As the last man standing at ISA 2014, it falls to me to make one of our regular appeals for more contributors to join us here at ALPS.
One of the things that has really struck us during the past few days is that IR and Political Science are facing very similar pedagogical challenges, but that we have taken different paths in addressing them. Both need to make often complex materials and concepts accessible to students who are easily distracted and both find themselves trying to marry what is in the classroom with what is happening on the news and on the streets outside.
The difference is perhaps one of attitude. My personal impression of the IR group here has been one of playfulness, a greater willingness to co-opt pop culture to serve pedagogical ends: zombies are the archetype here, but also movies, TV and books feature too. The opportunities that offers for engaging students are clear, even if the level of systematisation of approach has not been as great as in PolSci: the notion of the found object, the chance discovery holds strong.

Despite our similarities, we have tended to keep apart.

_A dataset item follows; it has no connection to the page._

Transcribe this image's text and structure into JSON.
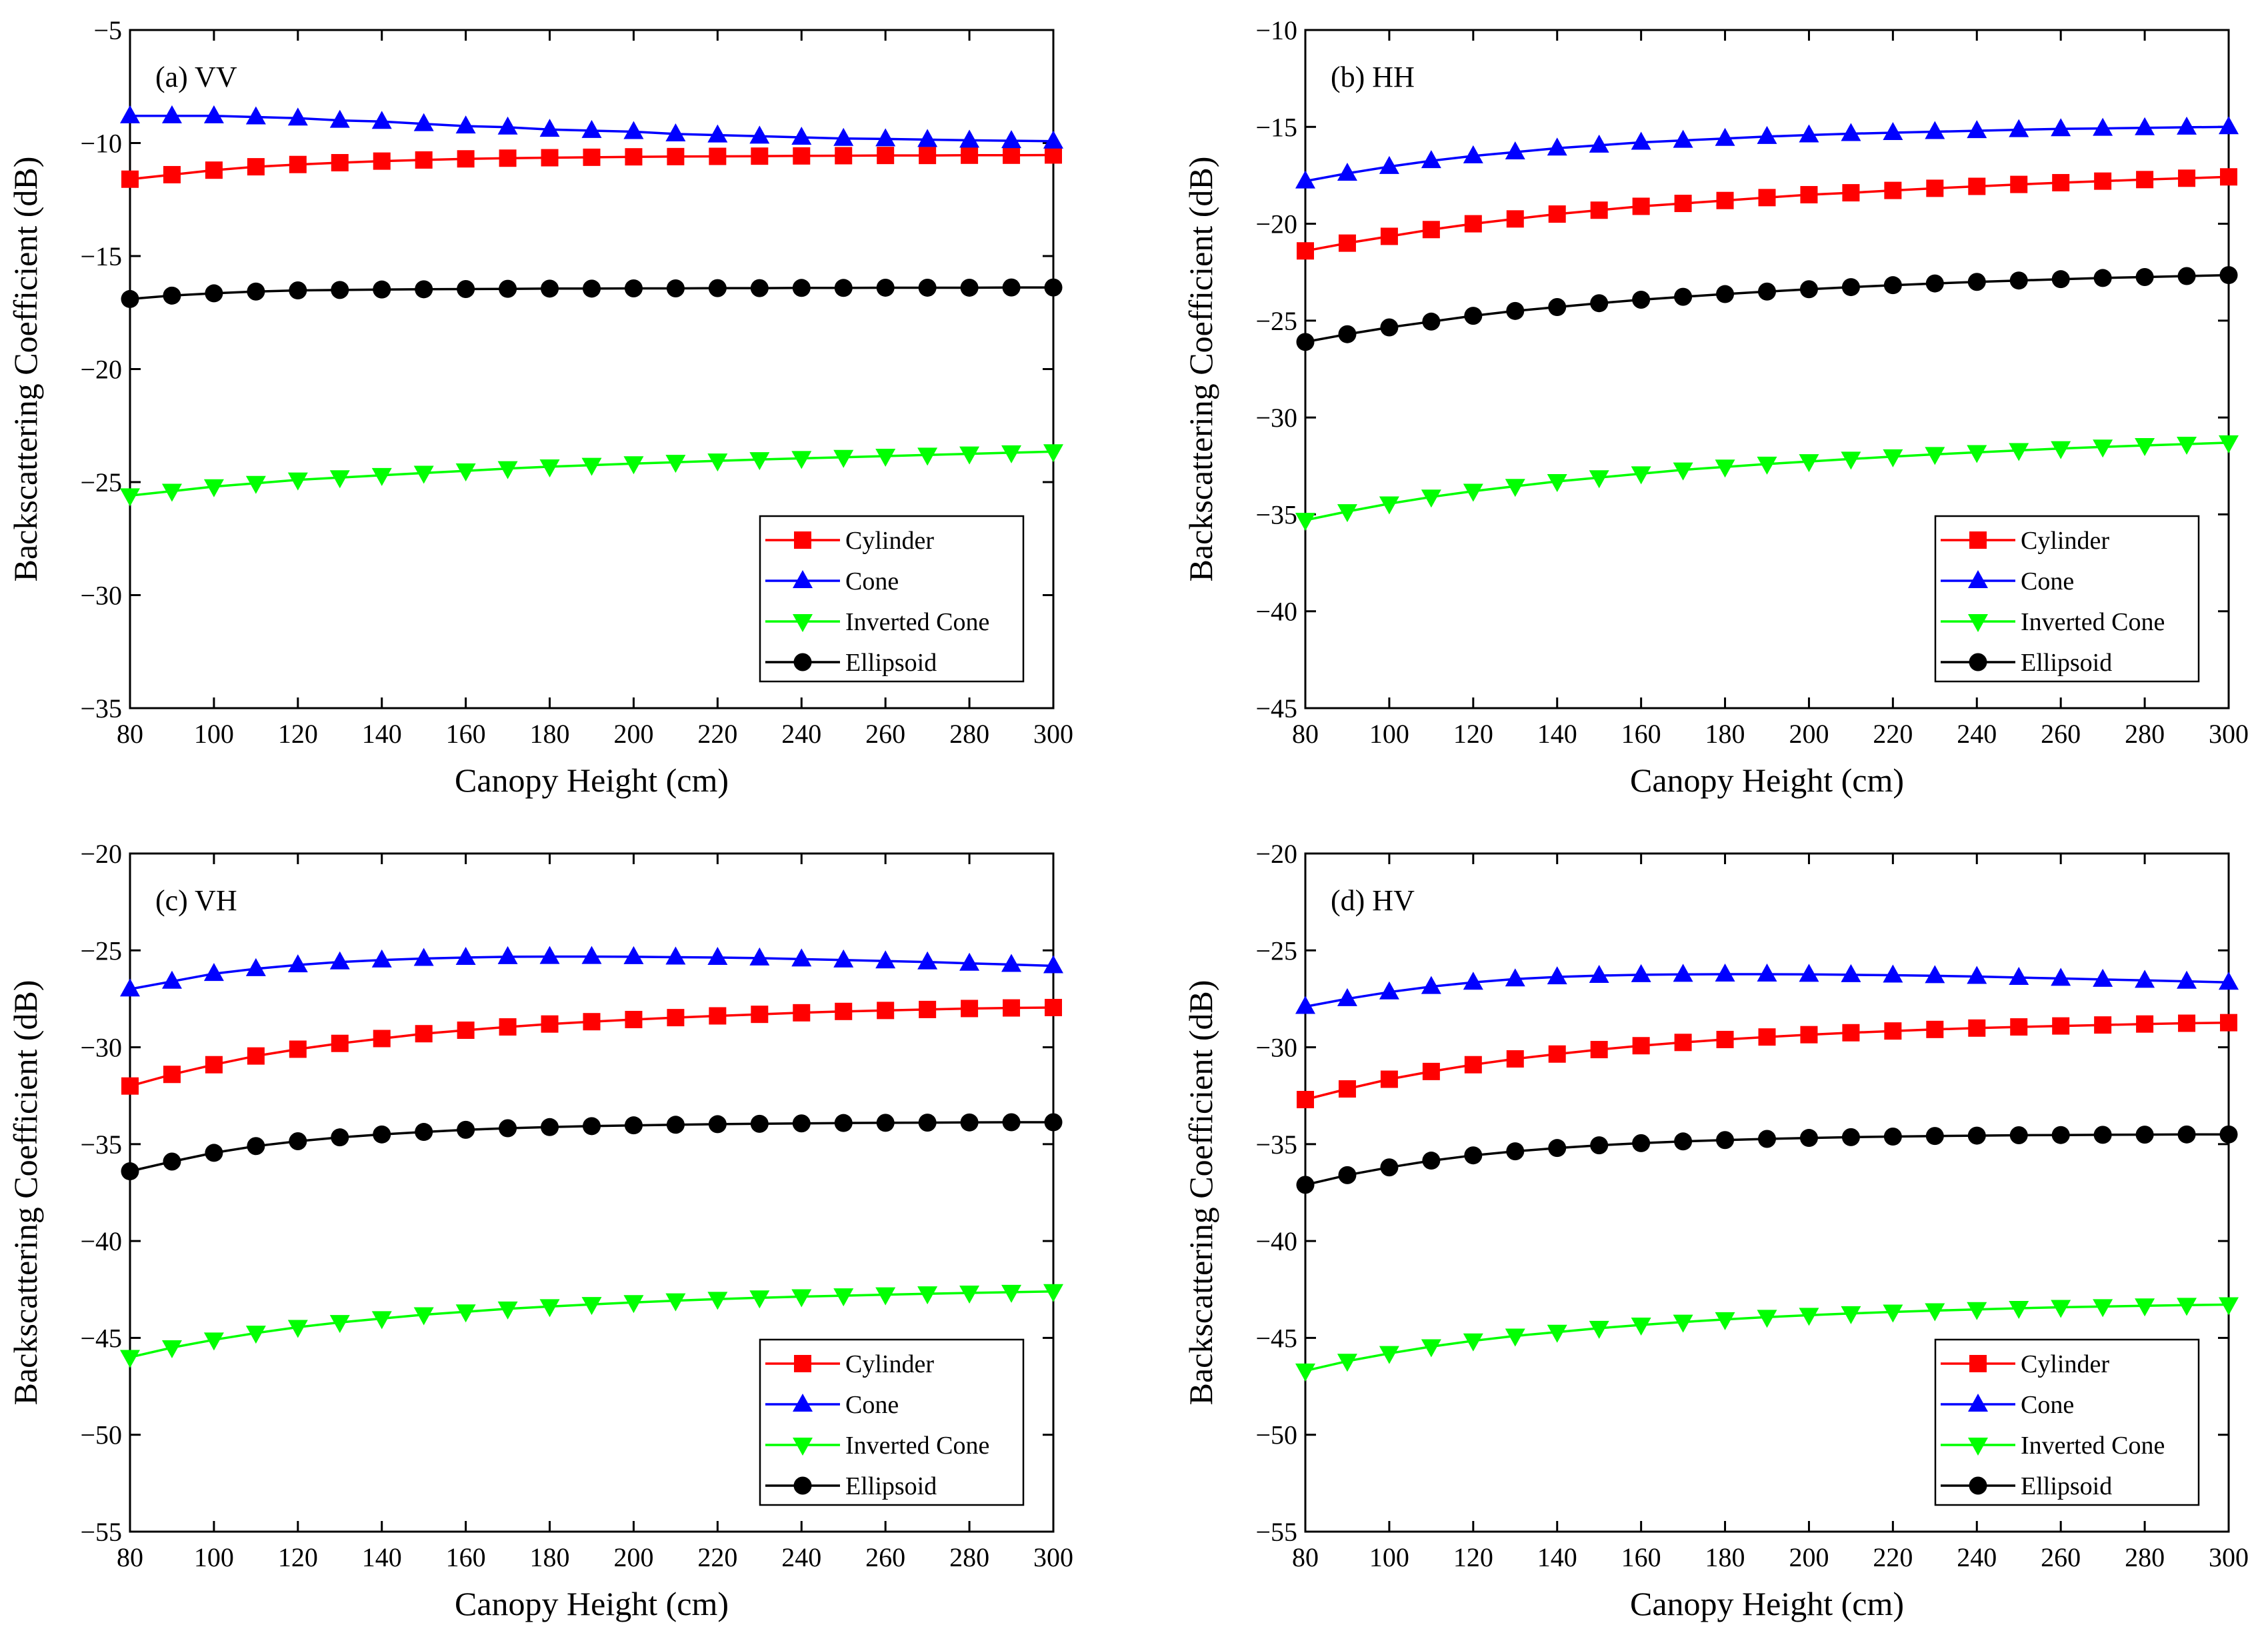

One of my colleagues (who shall remain nameless, but he’s got a beard and glasses) chanced to suggest yesterday that I was an IR scholar, because I study the EU and I know who Kant is. My forceful reply ran along the lines that I also know what a dolphin is, but I’m not a marine biologist and that my congenital ambivalence about the notion of hegemony meant I very much wasn’t a IR’er, but a comparativist (actually, I’m not even that, but we’ll move on here).
So it comes to this: we think some IR input would be good, both for us and for IR. We can see opportunities to move beyond telling people what you’ve done in your classroom, to discussing what one might do in the classroom and the wider lessons and implications thereof.
As we travel back to our respective homes, the ALPS crew are working on several ideas to move our work here into new fields and approaches, so if you’d like to be part of it, then we’d like to here from you, whether that’s just a post, or something more substantial.
Part of the (artificial, in my mind) distinction between political science and international relations comes from the impossibility of doing experimental research with nation-states. The default is trying to model the environment with zombies, elves, and crisis negotiation.
Agreed: we could usefully see that there’s more that joins us than divides.